Em primeiro lugar, estes complementos já existem e vão desde o IDH às centenas de indicadores globais, nacionais e locais de bem-estar produzidos por organizações privadas, governamentais e até associativas. Mas, sobretudo, a questão não é só de medida: a questão é saber se o crescimento econômico (agora supostamente equitativo e verde) corresponde ao futuro que queremos. Por exemplo, passar de quatro milhões para 6,3 milhões de automóveis produzidos anualmente, investir 700 bilhões de dólares em combustíveis fósseis e outros 250 bilhões em estradas, isso vai fazer certamente com que a economia brasileira cresça: mas será que é a melhor forma de responder às necessidades mais importantes de sua população? É enganosa a ideia de que é preciso complementar o PIB: ele é uma medida errada a respeito do que é riqueza e a respeito da capacidade de a riqueza propiciar prosperidade. Isso foi completamente escamoteado do texto.
IHU On-Line – Quais poderiam ser citados como os principais objetivos para o chamado "desenvolvimento sustentável”? Eles estiveram em pauta durante a Conferência?

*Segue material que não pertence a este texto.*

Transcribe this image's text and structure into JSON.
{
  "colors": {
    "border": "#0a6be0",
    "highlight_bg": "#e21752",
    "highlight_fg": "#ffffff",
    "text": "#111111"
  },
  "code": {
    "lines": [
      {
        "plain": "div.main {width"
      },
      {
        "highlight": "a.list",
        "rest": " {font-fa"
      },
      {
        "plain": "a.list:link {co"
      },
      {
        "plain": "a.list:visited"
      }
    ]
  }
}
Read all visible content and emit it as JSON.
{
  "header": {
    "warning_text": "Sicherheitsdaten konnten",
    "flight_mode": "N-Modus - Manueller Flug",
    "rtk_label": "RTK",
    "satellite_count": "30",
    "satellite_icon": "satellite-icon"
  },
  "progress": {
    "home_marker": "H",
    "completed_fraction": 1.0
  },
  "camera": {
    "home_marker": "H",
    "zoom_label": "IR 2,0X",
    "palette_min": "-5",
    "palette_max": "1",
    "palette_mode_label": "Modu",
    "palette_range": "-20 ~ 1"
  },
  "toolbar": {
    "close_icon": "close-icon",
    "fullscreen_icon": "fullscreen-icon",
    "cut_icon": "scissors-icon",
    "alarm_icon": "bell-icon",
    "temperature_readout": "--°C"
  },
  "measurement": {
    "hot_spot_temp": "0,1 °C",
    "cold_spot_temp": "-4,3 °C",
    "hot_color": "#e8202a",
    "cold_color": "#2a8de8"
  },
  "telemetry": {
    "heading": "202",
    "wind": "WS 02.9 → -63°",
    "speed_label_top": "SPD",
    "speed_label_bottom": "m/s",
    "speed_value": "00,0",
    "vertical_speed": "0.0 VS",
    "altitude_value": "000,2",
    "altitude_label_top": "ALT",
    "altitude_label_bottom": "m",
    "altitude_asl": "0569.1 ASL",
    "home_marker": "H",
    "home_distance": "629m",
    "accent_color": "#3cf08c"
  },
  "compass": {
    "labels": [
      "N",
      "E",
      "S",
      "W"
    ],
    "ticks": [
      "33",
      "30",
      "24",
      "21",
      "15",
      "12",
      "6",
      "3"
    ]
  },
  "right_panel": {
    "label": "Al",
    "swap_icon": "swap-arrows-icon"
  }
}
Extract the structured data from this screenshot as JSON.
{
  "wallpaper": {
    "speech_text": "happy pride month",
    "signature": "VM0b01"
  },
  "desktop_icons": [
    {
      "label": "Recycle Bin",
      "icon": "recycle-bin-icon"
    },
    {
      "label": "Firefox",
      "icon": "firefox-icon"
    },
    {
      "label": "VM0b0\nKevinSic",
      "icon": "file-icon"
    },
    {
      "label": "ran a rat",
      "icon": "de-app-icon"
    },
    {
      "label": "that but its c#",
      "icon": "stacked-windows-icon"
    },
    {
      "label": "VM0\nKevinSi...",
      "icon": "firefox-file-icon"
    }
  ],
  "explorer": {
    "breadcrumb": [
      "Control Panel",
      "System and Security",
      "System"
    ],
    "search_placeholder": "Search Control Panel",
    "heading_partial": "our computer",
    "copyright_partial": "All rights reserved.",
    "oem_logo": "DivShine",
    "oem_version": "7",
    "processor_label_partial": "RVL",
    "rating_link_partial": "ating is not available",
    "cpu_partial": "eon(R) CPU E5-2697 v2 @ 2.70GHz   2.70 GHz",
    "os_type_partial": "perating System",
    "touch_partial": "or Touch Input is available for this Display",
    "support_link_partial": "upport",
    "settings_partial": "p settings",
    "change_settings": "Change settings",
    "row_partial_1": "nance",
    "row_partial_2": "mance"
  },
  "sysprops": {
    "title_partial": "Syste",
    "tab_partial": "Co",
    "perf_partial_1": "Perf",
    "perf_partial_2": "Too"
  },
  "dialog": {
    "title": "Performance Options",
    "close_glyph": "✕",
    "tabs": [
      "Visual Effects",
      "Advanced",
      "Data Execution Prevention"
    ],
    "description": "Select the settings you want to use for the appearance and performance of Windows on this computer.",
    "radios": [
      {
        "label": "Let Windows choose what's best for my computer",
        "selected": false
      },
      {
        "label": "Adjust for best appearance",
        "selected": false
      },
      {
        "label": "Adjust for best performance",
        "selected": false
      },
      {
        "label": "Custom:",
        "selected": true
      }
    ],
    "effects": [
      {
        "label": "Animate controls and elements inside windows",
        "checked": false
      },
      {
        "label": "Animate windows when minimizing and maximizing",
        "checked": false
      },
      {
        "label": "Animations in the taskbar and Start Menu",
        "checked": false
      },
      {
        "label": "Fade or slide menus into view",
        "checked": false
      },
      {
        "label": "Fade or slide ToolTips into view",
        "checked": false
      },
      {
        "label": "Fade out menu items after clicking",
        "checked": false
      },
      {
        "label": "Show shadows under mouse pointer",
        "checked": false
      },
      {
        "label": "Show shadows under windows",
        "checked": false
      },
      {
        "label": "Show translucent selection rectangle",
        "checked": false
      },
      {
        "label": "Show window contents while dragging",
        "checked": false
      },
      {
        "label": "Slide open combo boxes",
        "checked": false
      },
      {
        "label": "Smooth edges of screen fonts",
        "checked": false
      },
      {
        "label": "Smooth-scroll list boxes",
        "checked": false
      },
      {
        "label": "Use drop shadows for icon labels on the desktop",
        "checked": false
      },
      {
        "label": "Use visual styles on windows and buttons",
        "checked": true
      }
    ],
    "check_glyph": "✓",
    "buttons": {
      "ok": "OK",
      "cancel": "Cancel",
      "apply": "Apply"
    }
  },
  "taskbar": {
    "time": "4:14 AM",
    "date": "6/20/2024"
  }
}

Ricardo Abramovay – Os parágrafos 245 a 251 referem-se a esse ponto. É positivo que sejam mencionados objetivos de desenvolvimento sustentável que devem ser "voltados à ação, concisos, fáceis de comunicar, limitados em número, globais e aplicáveis universalmente para todos os países, levando em conta realidades nacionais diferentes...”. Será formado um grupo de trinta especialistas que, em consulta com a sociedade civil e as Nações Unidas, devem apresentar um relatório para a próxima Assembleia Geral, propondo o que podem ser estes objetivos, com validade a partir de 2015. Se um documento destes conseguir estabelecer limites e horizontes de inovação para o uso do espaço carbono, da água, dos oceanos e do solo a partir de 2015, será um ganho muito considerável.